Holter-ECGで、Wenckebach AV blockに出会っても、症状が無ければ、普通スルーします。
アスリート系の方では安静・夜間によくありますし、高齢者でもよく見かけます。何も起きなければ、何もしない。
特に夜間のそれは副交感神経支配の産物に過ぎず、交感神経が活性化すれば、すぐに伝導は回復します・・のはずでした。
(X day 11:29)の心電図は、一度房室ブロックです。
(X day 11:30)の心電図は、Wenckebach AV blockです。
Narrow-QRSで、特に問題なしの12誘導心電図です。
スルーが普通なのですが、今回は失神とけいれんです。頭部CTに問題が無くても、初回のてんかん発作は否定出来ません。異型狭心症による心室頻拍もあり得ます。

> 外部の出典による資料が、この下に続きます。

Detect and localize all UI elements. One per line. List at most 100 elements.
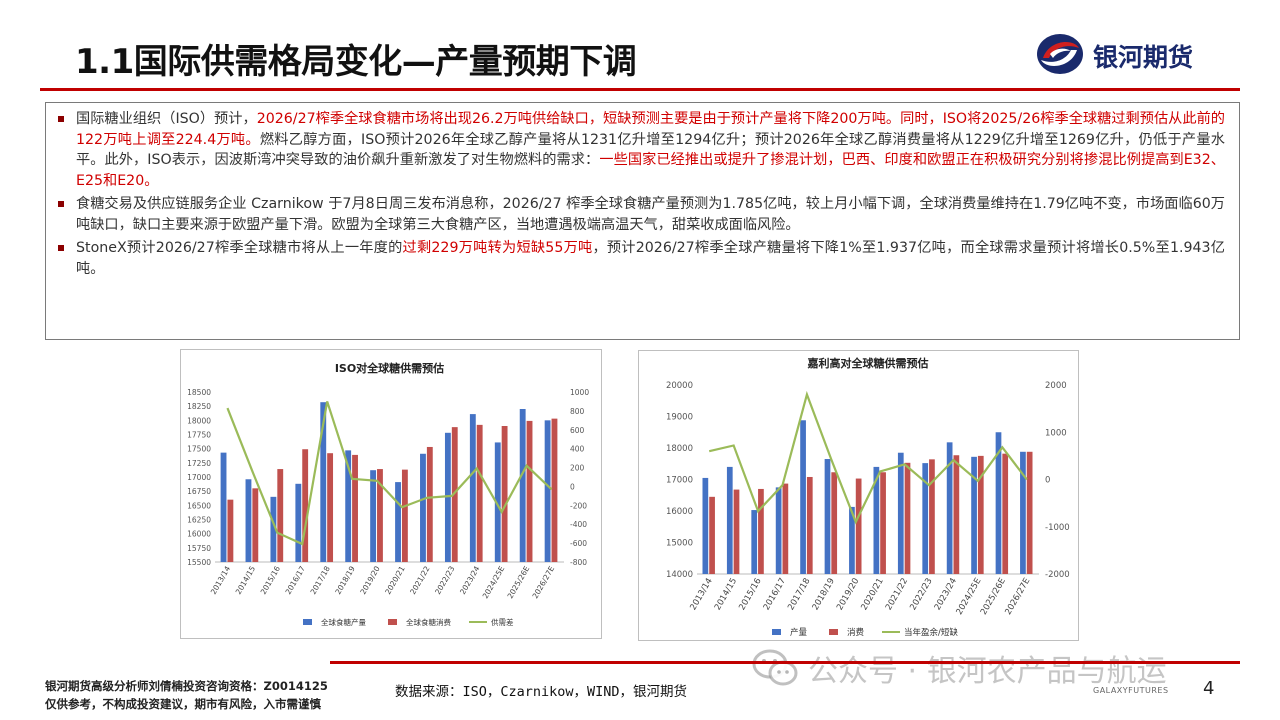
x-tick-label: 2017/18	[309, 564, 332, 596]
bar-consumption	[709, 496, 715, 574]
x-tick-label: 2025/26E	[506, 564, 532, 600]
bar-consumption	[831, 472, 838, 574]
legend-label: 消费	[847, 627, 865, 638]
y-right-tick-label: -800	[570, 558, 587, 567]
y-right-tick-label: 0	[570, 482, 575, 491]
y-left-tick-label: 17750	[187, 431, 211, 440]
y-right-tick-label: 0	[1045, 476, 1050, 486]
x-tick-label: 2022/23	[908, 577, 934, 613]
summary-textbox: 国际糖业组织（ISO）预计，2026/27榨季全球食糖市场将出现26.2万吨供给…	[45, 102, 1240, 340]
bullet-paragraph: 食糖交易及供应链服务企业 Czarnikow 于7月8日周三发布消息称，2026…	[56, 194, 1225, 235]
bullet-paragraph: StoneX预计2026/27榨季全球糖市将从上一年度的过剩229万吨转为短缺5…	[56, 238, 1225, 279]
y-right-tick-label: -2000	[1045, 570, 1070, 580]
bar-production	[220, 452, 227, 562]
y-left-tick-label: 17000	[666, 476, 693, 486]
y-left-tick-label: 17500	[187, 445, 211, 454]
y-right-tick-label: -600	[570, 539, 587, 548]
bar-production	[849, 506, 855, 574]
y-left-tick-label: 16000	[666, 507, 693, 517]
bar-consumption	[733, 489, 740, 574]
bar-production	[726, 466, 733, 574]
bar-consumption	[451, 427, 458, 562]
czarnikow-chart: 嘉利高对全球糖供需预估 14000 15000 16000 17000 18000 1900…	[638, 350, 1079, 641]
bar-consumption	[526, 420, 533, 562]
bar-consumption	[551, 418, 558, 562]
bar-production	[370, 470, 377, 562]
x-tick-label: 2018/19	[333, 564, 356, 596]
x-tick-label: 2016/17	[284, 564, 307, 596]
bar-consumption	[855, 478, 862, 574]
bar-consumption	[277, 469, 284, 562]
watermark-text: 公众号 · 银河农产品与航运	[808, 654, 1167, 689]
highlight-text: 过剩229万吨转为短缺55万吨	[402, 240, 593, 256]
x-tick-label: 2014/15	[713, 577, 739, 613]
chart-title: 嘉利高对全球糖供需预估	[807, 356, 929, 370]
bar-production	[995, 432, 1002, 574]
x-tick-label: 2015/16	[737, 577, 763, 613]
x-tick-label: 2018/19	[811, 577, 837, 613]
balance-line	[226, 401, 553, 546]
bar-consumption	[227, 499, 234, 562]
page-number: 4	[1203, 678, 1215, 699]
y-right-tick-label: 800	[570, 407, 585, 416]
bar-consumption	[252, 488, 259, 562]
y-right-tick-label: 200	[570, 464, 585, 473]
y-left-tick-label: 15500	[187, 558, 211, 567]
footer-divider	[330, 661, 1240, 664]
y-left-tick-label: 18000	[187, 416, 211, 425]
legend-swatch	[772, 629, 781, 635]
galaxy-wordmark: GALAXYFUTURES	[1093, 686, 1169, 695]
analyst-line: 银河期货高级分析师刘倩楠投资咨询资格：Z0014125	[45, 679, 328, 693]
bar-consumption	[302, 449, 309, 562]
legend-label: 全球食糖产量	[321, 617, 366, 627]
bar-consumption	[806, 476, 813, 574]
wechat-icon	[752, 649, 798, 686]
bar-consumption	[327, 453, 334, 562]
x-tick-label: 2016/17	[762, 577, 788, 613]
x-tick-label: 2017/18	[786, 577, 812, 613]
legend-label: 当年盈余/短缺	[904, 627, 958, 638]
y-left-tick-label: 15750	[187, 544, 211, 553]
y-right-tick-label: 1000	[570, 388, 589, 397]
x-tick-label: 2019/20	[358, 564, 381, 596]
bar-production	[702, 477, 709, 574]
y-left-tick-label: 17000	[187, 473, 211, 482]
bar-production	[395, 482, 401, 562]
y-left-tick-label: 18500	[187, 388, 211, 397]
y-right-tick-label: 600	[570, 426, 585, 435]
bar-production	[775, 487, 782, 574]
bar-production	[800, 420, 806, 574]
x-tick-label: 2013/14	[688, 577, 714, 613]
balance-line	[708, 390, 1028, 525]
title-divider	[40, 88, 1240, 91]
y-right-tick-label: -400	[570, 520, 587, 529]
highlight-text: 一些国家已经推出或提升了掺混计划，巴西、印度和欧盟正在积极研究分别将掺混比例提高…	[76, 152, 1225, 189]
bar-production	[519, 409, 526, 562]
y-left-tick-label: 16750	[187, 487, 211, 496]
bullet-square-icon	[58, 245, 64, 251]
wechat-watermark: 公众号 · 银河农产品与航运	[752, 640, 1167, 696]
bar-consumption	[352, 454, 358, 562]
y-right-tick-label: -1000	[1045, 523, 1070, 533]
bar-consumption	[501, 426, 508, 562]
y-right-tick-label: -200	[570, 501, 587, 510]
bar-consumption	[377, 469, 383, 562]
bar-consumption	[953, 455, 960, 574]
legend-swatch	[388, 619, 397, 625]
x-tick-label: 2020/21	[383, 564, 406, 596]
x-tick-label: 2023/24	[933, 577, 959, 613]
bar-production	[922, 463, 929, 574]
bar-consumption	[758, 488, 764, 574]
bar-consumption	[977, 455, 984, 574]
x-tick-label: 2014/15	[234, 564, 257, 596]
bar-production	[946, 442, 953, 574]
y-left-tick-label: 18250	[187, 402, 211, 411]
y-left-tick-label: 18000	[666, 444, 693, 454]
y-left-tick-label: 14000	[666, 570, 693, 580]
x-tick-label: 2021/22	[408, 564, 431, 596]
y-left-tick-label: 16250	[187, 516, 211, 525]
bullet-paragraph: 国际糖业组织（ISO）预计，2026/27榨季全球食糖市场将出现26.2万吨供给…	[56, 109, 1225, 191]
y-right-tick-label: 400	[570, 445, 585, 454]
x-tick-label: 2015/16	[259, 564, 282, 596]
chart-title: ISO对全球糖供需预估	[335, 361, 444, 375]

迷走神経過緊張による失神でも、けいれんまで至ることはありますが、とにかく入院精査としました。虫の知らせを、コンサルトされた循環器内科医師は、感じたんです。
入院時にHolter-ECGが取り付けられました。その解析です。
Wenckebach AV blockですね。最初は、この繰り返しです。Holter-ECGを取り付けたのは14時頃です。
ところが、深夜になると、
2:1房室ブロックとなりました。
Wenckebach AV blockからの延長と考えて良いならば、AH blockによる2:1房室ブロックとなるのですが。。
この2:1のAV blockは、AH-blockによる房室ブロックか、HV-blockによる房室ブロックか、EPSをしてないので確定は出来ません。流れとしては、AH-blockっぽいですけど。
さらに深夜というか、早朝に、徐脈が頻発しました。
心室応答がなかなかありません。
もう、ブロック部位がどこかは問題で無くなりました。経静脈一時ペーシングを開始しました。
こういう時に鑑別すべきは、
*とにかくACS (この後、壁運動障害も心筋酵素上昇もなし)
*電解質異常 (ERで、正常であることは確認済み)
*徐脈を助長する薬剤投与(点眼薬を含め、除外できました)
*二次性心筋症 (心肥大も壁菲薄化もなし。ほぼ正常心エコー像)
よって、primary conduction disorder(刺激伝導系がポンコツになって、かつ心室応答性が凹んでいる)と判定し、永久ペースメーカー植込みを行っております。
いつもはお咎めなしのWenckebach AV blockでも、このような展開があり得るんだな~、と学びがありました。症状を伴う心電図異常は、経過観察が重要となります。経時的因子を含むので、心電図試験には、ちょっと馴染まないのかね〜。